Conor Oberst entschuldigt sich gleich vorab, nur so zur Sicherheit, „für alles, was ich getan habe, und alles, was ich tun werde“. Dabei hat er gar keinen Grund. Er beginnt schwungvoll mit „Sausalito“ und spielt in den folgenden 90 Minuten fast alle Songs seines Soloalbums. Die fünfköpfige Mystic Valley Band steht ihm unaufdringlich zur Seite, auch ihr kann man nichts vorwerfen — obwohl die schönsten Momente dann doch die sind, wenn Oberst sich fast allein begleitet, beim gespenstischen „Cape Canaveral“ etwa oder beim wehmütigen „Eagle On A Pole“.

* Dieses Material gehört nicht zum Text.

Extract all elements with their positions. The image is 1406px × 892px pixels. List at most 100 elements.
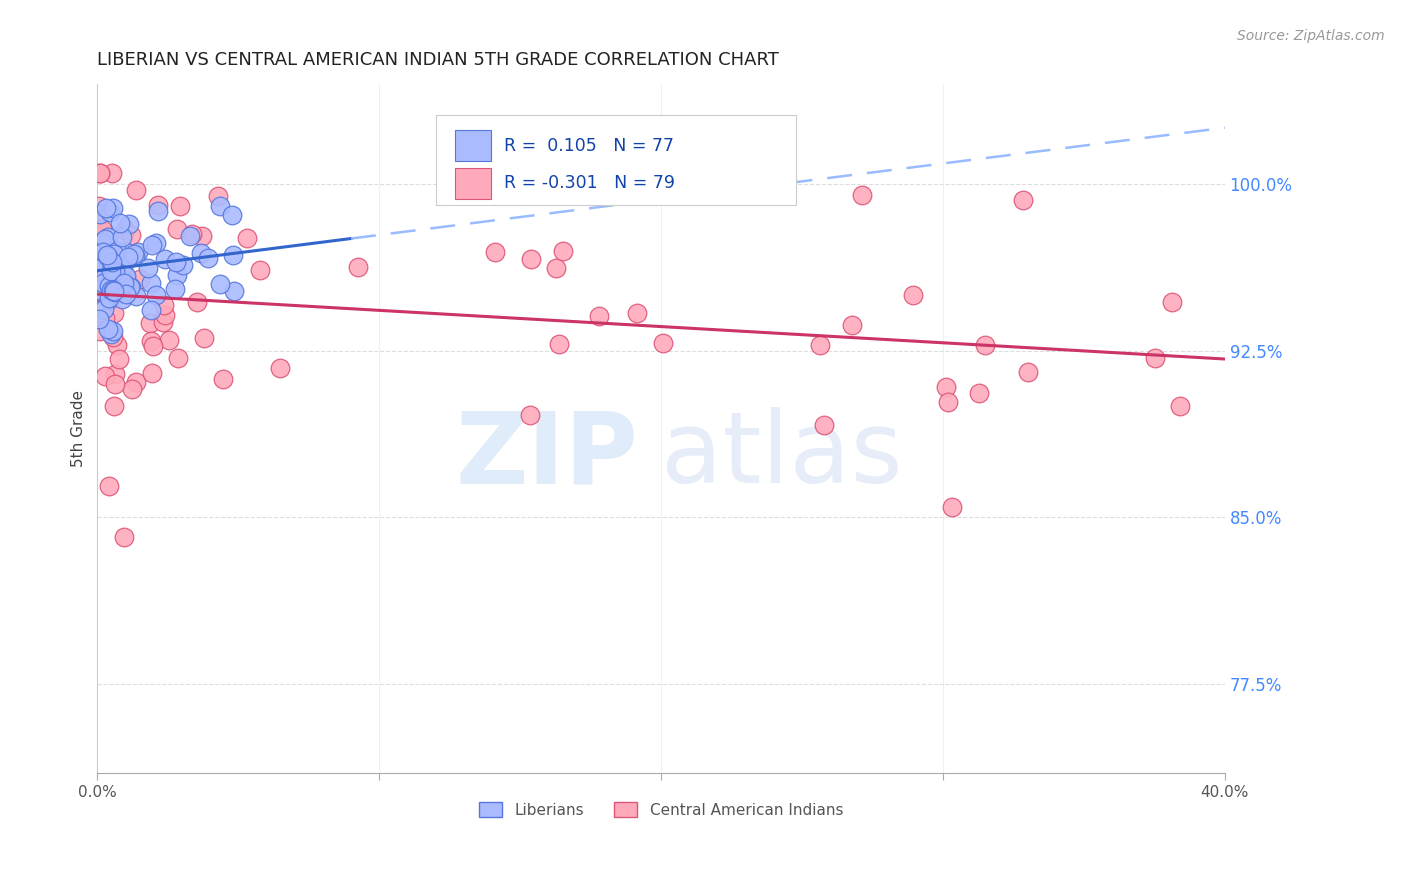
Point xyxy=(104,285,127,300)
Point xyxy=(98,279,121,293)
Point xyxy=(101,166,124,180)
Point xyxy=(224,284,246,298)
Point xyxy=(89,166,111,180)
Point xyxy=(553,244,575,258)
Point xyxy=(935,380,957,394)
Point xyxy=(547,337,569,351)
Point xyxy=(221,209,243,223)
Point xyxy=(91,266,114,280)
Point xyxy=(111,260,134,274)
Point xyxy=(112,276,135,290)
Point xyxy=(139,334,162,348)
Point xyxy=(179,228,201,243)
Text: LIBERIAN VS CENTRAL AMERICAN INDIAN 5TH GRADE CORRELATION CHART: LIBERIAN VS CENTRAL AMERICAN INDIAN 5TH … xyxy=(97,51,779,69)
Point xyxy=(193,331,215,345)
Point xyxy=(197,251,219,265)
Point xyxy=(104,264,127,278)
Point xyxy=(117,218,139,232)
Point xyxy=(100,326,122,341)
Point xyxy=(127,244,149,259)
Point xyxy=(101,324,124,338)
Point xyxy=(484,245,506,260)
Point xyxy=(136,260,159,275)
Point xyxy=(626,306,648,320)
Point xyxy=(813,417,835,432)
Point xyxy=(87,254,110,268)
Point xyxy=(115,269,138,284)
Point xyxy=(347,260,370,274)
Point xyxy=(190,246,212,260)
Point xyxy=(163,282,186,296)
Point xyxy=(974,338,997,352)
Point xyxy=(114,268,136,282)
Point xyxy=(1012,194,1035,208)
Point xyxy=(166,268,188,283)
Point xyxy=(87,241,110,255)
Point xyxy=(90,268,112,282)
Point xyxy=(141,366,163,380)
Point xyxy=(89,207,111,221)
Point xyxy=(103,246,125,260)
Point xyxy=(169,199,191,213)
Point xyxy=(91,222,114,236)
Point xyxy=(104,377,127,392)
FancyBboxPatch shape xyxy=(454,130,491,161)
Point xyxy=(901,288,924,302)
Point xyxy=(100,255,122,269)
Point xyxy=(87,244,110,259)
Point xyxy=(115,287,138,301)
Point xyxy=(222,248,245,262)
Point xyxy=(519,408,541,422)
Point xyxy=(1017,365,1039,379)
Point xyxy=(97,322,120,336)
Point xyxy=(124,249,146,263)
Point xyxy=(97,229,120,244)
Point xyxy=(94,311,117,326)
Point xyxy=(112,530,135,544)
Point xyxy=(249,262,271,277)
Point xyxy=(186,294,208,309)
Point xyxy=(121,382,143,396)
Point xyxy=(936,395,959,409)
Point xyxy=(96,248,118,262)
Point xyxy=(114,268,136,283)
Point xyxy=(111,229,134,244)
Point xyxy=(967,386,990,401)
Point xyxy=(103,399,125,413)
Point xyxy=(941,500,963,515)
Point xyxy=(97,293,120,307)
Point xyxy=(152,315,174,329)
Point xyxy=(209,277,232,291)
Point xyxy=(1170,399,1192,413)
Point xyxy=(98,291,121,305)
Point xyxy=(159,333,181,347)
Point xyxy=(89,283,111,297)
Point xyxy=(269,360,291,375)
Point xyxy=(103,305,125,319)
Point xyxy=(87,254,110,268)
Point xyxy=(146,203,169,218)
Point xyxy=(89,224,111,238)
Point xyxy=(145,287,167,301)
Point xyxy=(103,330,125,344)
Point xyxy=(114,223,136,237)
Point xyxy=(101,201,124,215)
Point xyxy=(142,339,165,353)
Point xyxy=(94,201,117,215)
Point xyxy=(87,212,110,227)
Point xyxy=(851,188,873,202)
Point xyxy=(652,336,675,351)
Point xyxy=(544,260,567,275)
Point xyxy=(145,235,167,250)
Point xyxy=(93,368,115,383)
Point xyxy=(100,264,122,278)
Point xyxy=(100,283,122,297)
Point xyxy=(181,227,204,241)
Point xyxy=(141,277,163,291)
Point xyxy=(90,235,112,249)
Y-axis label: 5th Grade: 5th Grade xyxy=(72,390,86,467)
Point xyxy=(104,367,127,381)
Point xyxy=(89,166,111,180)
Legend: Liberians, Central American Indians: Liberians, Central American Indians xyxy=(472,796,849,823)
Point xyxy=(153,252,176,267)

Viel zu sagen hat Oberst heute nicht, einmal nuschelt er „Guten Abend“, und vor „Moab“ sieht er sich gezwungen zu behaupten, es sei „absolutely zero truth in it“. Es stimmt also doch nicht, dieses „There’s nothing that the road cannot heal“. Dabei sieht Oberst nach all den Wochen auf Tournee tatsächlich einigermaßen gesund aus, wenngleich nicht so strahlend wie bei den Bright Eyes-Konzerten im vergangenen Jahr, als er im weißen Anzug als eine Art Engel auftauchte. Jetzt steht er da mit schlecht sitzender Jacke, Cowboystiefeln und fransiger George-Harrison-Frisur, die Band tragt ausgebeultejeanshosen und karierte Hemden.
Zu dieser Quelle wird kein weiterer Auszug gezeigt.